Checkpoint & Resume
Checkpoint persists an in-flight DAG at its current cursor so execution can continue in a later process or after a restart.
How it works
When a DAG stops early — via cancellation, timeout, or an error — result.cursor holds the name of the next node that would have run. Pass that cursor to Checkpoint.from() to record a CheckpointData value, then serialize and store it.
On resume, parse the stored JSON, call Checkpoint.restore() to rehydrate the state and cursor, then pass them to dispatcher.resume().
Cursor and state snapshot
const ctl = new AbortController();
const result = await dispatcher.execute('my-dag', state, { signal: ctl.signal });
if (result.cursor !== null) {
// DAG did not complete — checkpoint it.
const checkpoint = Checkpoint.from('my-dag', result);
const json = Checkpoint.toJson(checkpoint);
await db.set('current-checkpoint', json);
}Checkpoint.from() throws DAGError when result.cursor === null (the DAG completed — nothing to resume).
Restoring and resuming
const raw = JSON.parse(await db.get('current-checkpoint')) as unknown;
const { dagName, state: restored, cursor } = Checkpoint.restore(
raw,
(snap) => MyState.restore(snap),
);
const result = await dispatcher.resume(dagName, restored, cursor);The second argument to Checkpoint.restore() is a factory function that maps the snapshot JsonObject to a TState instance. This is how domain-specific state is rehydrated.

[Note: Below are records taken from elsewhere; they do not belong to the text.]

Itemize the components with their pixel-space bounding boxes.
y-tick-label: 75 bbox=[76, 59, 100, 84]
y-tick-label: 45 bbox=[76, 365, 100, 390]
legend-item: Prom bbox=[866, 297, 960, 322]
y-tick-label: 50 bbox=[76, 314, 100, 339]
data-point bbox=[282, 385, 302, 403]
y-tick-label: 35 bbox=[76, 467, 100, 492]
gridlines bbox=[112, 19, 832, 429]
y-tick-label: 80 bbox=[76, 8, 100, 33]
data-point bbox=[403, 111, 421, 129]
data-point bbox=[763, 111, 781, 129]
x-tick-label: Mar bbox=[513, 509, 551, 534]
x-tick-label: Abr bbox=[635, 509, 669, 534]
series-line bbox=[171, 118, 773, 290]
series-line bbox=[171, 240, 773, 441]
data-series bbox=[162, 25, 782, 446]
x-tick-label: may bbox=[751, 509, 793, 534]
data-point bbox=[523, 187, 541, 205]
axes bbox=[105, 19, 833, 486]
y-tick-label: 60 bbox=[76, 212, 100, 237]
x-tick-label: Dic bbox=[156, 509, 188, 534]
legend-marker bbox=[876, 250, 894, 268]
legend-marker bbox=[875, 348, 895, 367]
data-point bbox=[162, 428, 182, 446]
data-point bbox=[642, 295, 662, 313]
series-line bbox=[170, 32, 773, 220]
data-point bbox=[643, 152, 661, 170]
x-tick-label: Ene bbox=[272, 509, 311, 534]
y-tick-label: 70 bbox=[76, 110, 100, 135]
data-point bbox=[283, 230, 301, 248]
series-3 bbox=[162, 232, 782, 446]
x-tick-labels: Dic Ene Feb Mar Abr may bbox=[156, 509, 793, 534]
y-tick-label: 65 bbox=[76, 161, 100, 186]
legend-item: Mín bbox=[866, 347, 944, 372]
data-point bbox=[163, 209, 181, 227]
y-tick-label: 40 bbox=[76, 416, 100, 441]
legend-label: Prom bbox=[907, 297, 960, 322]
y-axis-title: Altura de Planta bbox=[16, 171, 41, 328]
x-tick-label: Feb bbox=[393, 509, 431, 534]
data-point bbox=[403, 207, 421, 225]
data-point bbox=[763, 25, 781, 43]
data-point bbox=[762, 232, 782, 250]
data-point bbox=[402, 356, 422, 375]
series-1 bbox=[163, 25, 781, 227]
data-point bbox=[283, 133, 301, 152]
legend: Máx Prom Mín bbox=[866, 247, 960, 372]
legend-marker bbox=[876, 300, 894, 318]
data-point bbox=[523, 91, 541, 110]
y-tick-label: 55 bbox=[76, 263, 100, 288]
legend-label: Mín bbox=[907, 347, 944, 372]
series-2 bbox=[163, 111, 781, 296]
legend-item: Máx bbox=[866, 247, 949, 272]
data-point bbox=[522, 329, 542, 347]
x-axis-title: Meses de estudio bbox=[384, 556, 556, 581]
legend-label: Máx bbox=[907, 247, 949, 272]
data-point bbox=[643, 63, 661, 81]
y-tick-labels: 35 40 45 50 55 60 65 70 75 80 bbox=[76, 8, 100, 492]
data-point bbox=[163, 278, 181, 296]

NodeStateBase.snapshot() and snapshotData()
snapshot() captures metadata, errors, and warnings. Domain fields are excluded unless the subclass overrides snapshotData():
class PipelineState extends NodeStateBase {
items: string[] = [];
processedCount = 0;
protected override snapshotData() {
return {
items: [...this.items],
processedCount: this.processedCount,
};
}
protected override restoreData(snap: JsonObject) {
const raw = snap['items'];
if (Array.isArray(raw)) this.items = raw as string[];
const n = snap['processedCount'];
if (typeof n === 'number') this.processedCount = n;
}
}restoreData is called by NodeStateBase.restore(snap). The static restore method is typed with this-polymorphism so subclasses return the correct instance type.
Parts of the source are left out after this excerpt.